My first attempt was to solve it with Z3, but it didn’t produce a solution in a reasonable time. ChatGPT suggested using a Mixed-Integer Linear Programming (MILP) solver.
#!/usr/bin/env python3
from pulp import LpProblem, LpVariable, lpSum, LpBinary, LpMinimize, PULP_CBC_CMD
A = [int(x, 16) for x in """35e, 60, 203, 73, 23e, 19f, 2f9, 79, 3a6, 26a, 348, 3b6, 45, 286, fe, 2b1,
231, 1a0, 22d, 1f7, 37c, 16e, 3e1, 2ab, 22, 19b, 5a, 6, 191, 52, 383, 98, 8e, 1f1, 19c, 3d, 215,
11, 338, 61, 88, 22a, 115, 222, 224, 1c1, 2, 2fc, 1ab, 3c5, cf, 3bd, 37a, 1ef, 1da, 2e8, dd, 198,
20a, 205, 81, 2b3, 2bd, 233, 173, 2c3, 1de, 140, 144, 18c, f4, 32f, d8, 1e5, 4c, 341, 27f, 33, 211,
18f, 2c6, 382, 8a, 2ef, 2e1, ab, 29d, de, e1, 31a, 390, 3de, 1ca, 368, 276, 234, 132, 2b6, 10d, 80,
3c2, a4, 3da, 3b0, 21e, 379, 78, 21a, 3cd, 34b, 384, 342, 204, f0, 19e, 11c, d9, 2ae, 3cc, 1e7, 74,
2c1, 87, 3bb, 2f, 369, 20b, 7, 372, 114, 30c, 189, 2b9, 18b, 39a, 23b, 127, 24, 57, 261, 3e7, 259,
2d5, 39e, 1a3, 3c3, 2fa, 13d, b1, 3e5, 27e, 21, 2e2, 3b1, 334, 305, 10b, 3a4, a1, 17c, 27d, 251,
187, f7, 37b, 346, 1d1, 1a1, 180, 2d6, 13e, 330, 2d4, 9, 3cb, 170, b9, 298, 6e, a7, 1fe, 2de, 25d,
34a, 9e, 175, 93, 3ce, 30e, 1c2, 2e3, 12a, 2d, 2f2, 2e9, 1a8, 13c, 3c9, 8d, 36e, 27c, 26e, 337,
393, 280, 26f, eb, 387, 121, 26b, 183, 16f, 65, 16a, 92, 6a, 36f, 14e, 1fc, ae, 169, 31f, 18e, d4,
295, 99, 14b, 109, 134, a0, ed, 1ea, 2d9, 111, 333, 263, 2e6, 188, 55, 2f8, 117, 1db, 1af, e7, 296,
2a7, 2f1, 18, 154, 5d, 17e, da, 2a9, fc, cd, 289,""".split(',') if x.strip()]

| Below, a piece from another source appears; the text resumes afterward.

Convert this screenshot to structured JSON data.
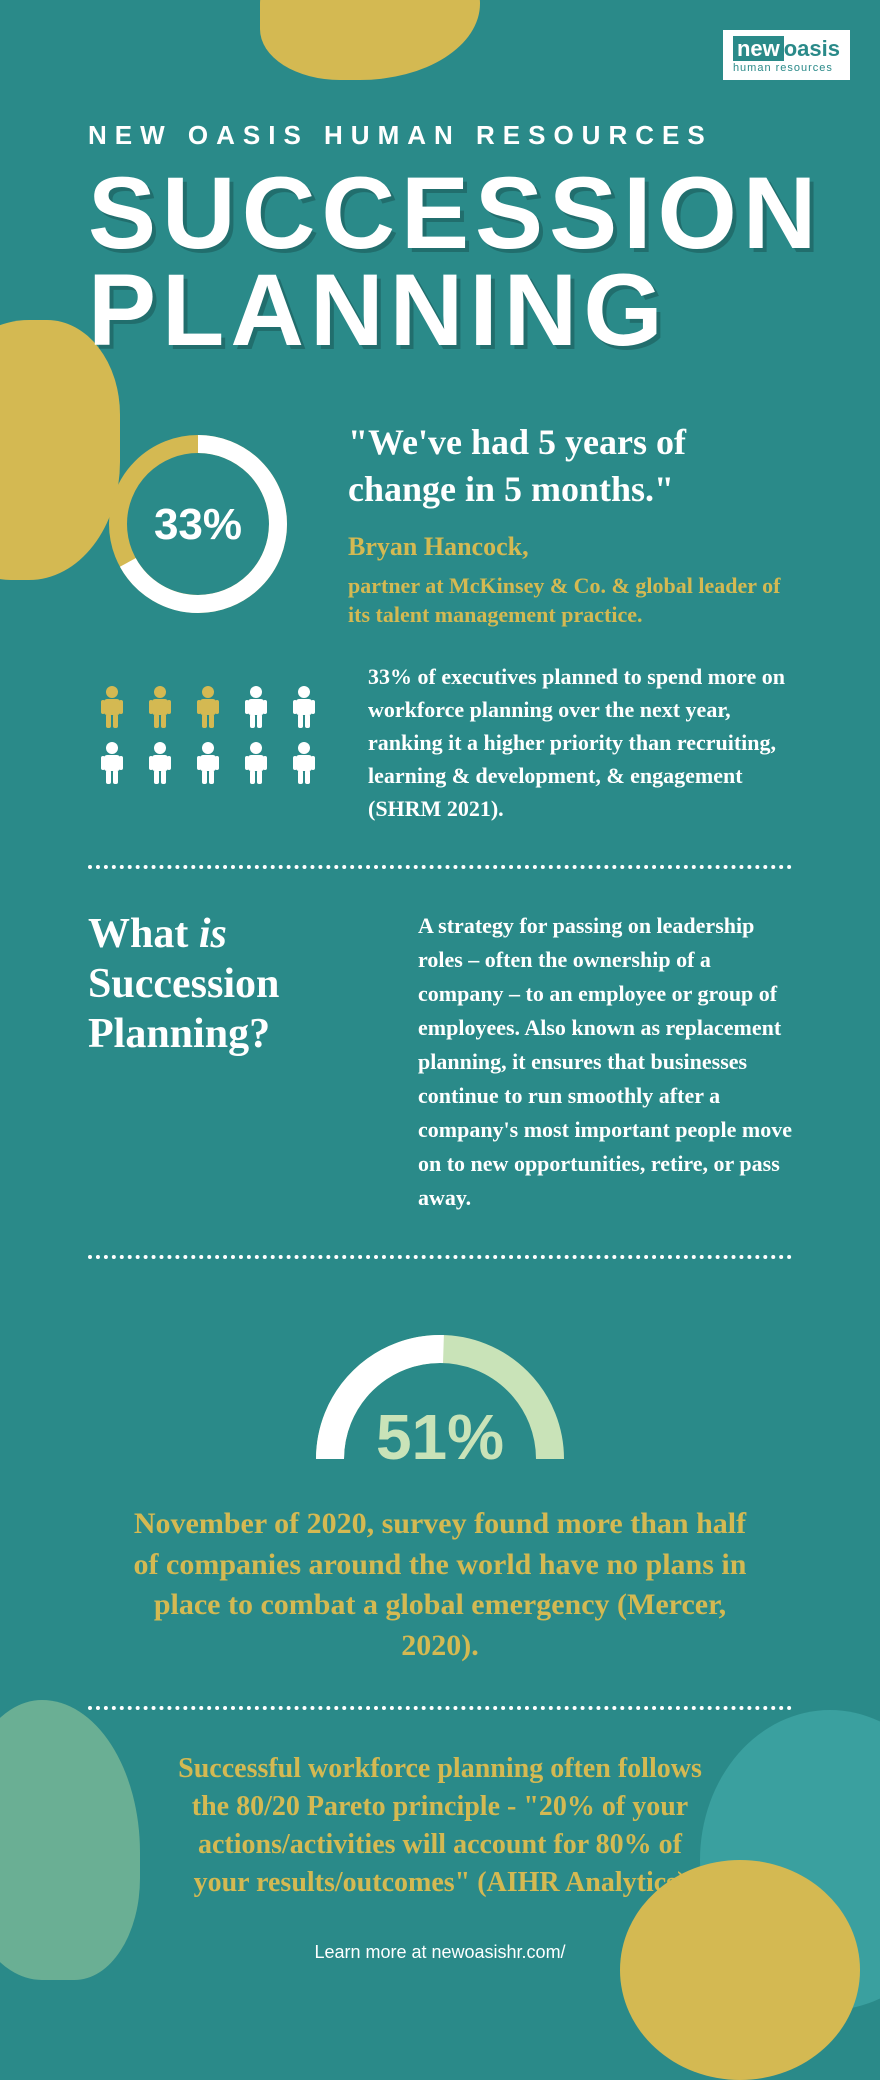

B = [int(x, 16) for x in """2f0, 328, 21b, 392, ba, 371, 4e, 99, 61, 380, e9, 1f3, 33c, 18, 20e, 33, 28, aa, 158, 188,
381, 331, 2e, 40, 1e4, 11, 1ed, 1e1, 14f, 204, 24c, 1df, 32b, 1cf, 271, 2ad, 25f, bf, fe, 306, 11a,
19a, 1b0, 399, 33f, f1, 2bb, fa, 3a4, 385, 6b, 164, 2f6, 7f, 51, 223, 173, 12b, 3ad, 86, 106, 27d,
390, 201, 1ab, 1b7, 3c9, 303, 25a, 2b1, 2a0, 288, 142, b0, 1f5, 72, 3e0, 37f, 3c4, 285, 35f, 293,
2d4, 2a8, 15, f6, 3b6, 34b, 171, 2c3, 27b, 28d, 38c, 137, 3b0, 5e, 329, 265, 11c, 9d, 2de, 24, f3,
34f, 246, 266, 133, 3a, 8e, 273, 279, 33e, 9c, 2f8, 107, 1af, 222, 1a3, 323, 2ff, 234, 2af, f, 1fa,
3d7, 120, 344, 3c8, 149, 25d, 36d, 1a, 160, 221, 5b, 75, 197, 275, 1b9, 31e, 2bc, 34c, 143, 3d0, 302,
103, 30f, 378, 32e, 1bb, 2ee, 2e6, 1c6, b6, 280, 348, 2fd, 3b3, 3a1, 1cc, 352, 128, 38b, 155, 354,
1c3, 1e8, 242, 244, 139, 30c, 1d6, 3bd, 12, b2, 23c, 1b8, 2fc, 281, 1d5, 36e, 77, 5f, 3da, 17e, 5c,
3b8, 2f4, c0, ab, b7, 3ca, 335, 2e0, 9f, 30a, 1a8, 16f, 39b, 25c, 1b, 105, fb, 393, 257, 224, 109,
cb, 3ba, 264, a3, 30d, 114, 3e7, eb, c5, 9a, 1ad, 2c1, 4c, 94, 2ce, 210, 330, 3ce, 1c0, 8, 26a, 6c,
2ae, 1, 156, 2a2, 29c, 1c1, 1d0, 388, 20f, 11f, 364, 389, 68, 58, 11e, 163, 373, 132, 296, 368, 45,
111, 5d, 231, 168, 1ec, 1a7,""".split(',') if x.strip()]
TARGET_A = 0x7b82
MAX_B = 0x1770
model = LpProblem("subset", LpMinimize)
x = [LpVariable(f"x{i}", cat=LpBinary) for i in range(256)]
# Constraints
model += lpSum(A[i] * x[i] for i in range(256)) == TARGET_A
model += lpSum(B[i] * x[i] for i in range(256)) <= MAX_B
solver = PULP_CBC_CMD(msg=False)
status = model.solve(solver)
selected = [i for i in range(256) if x[i].value() > 0.5]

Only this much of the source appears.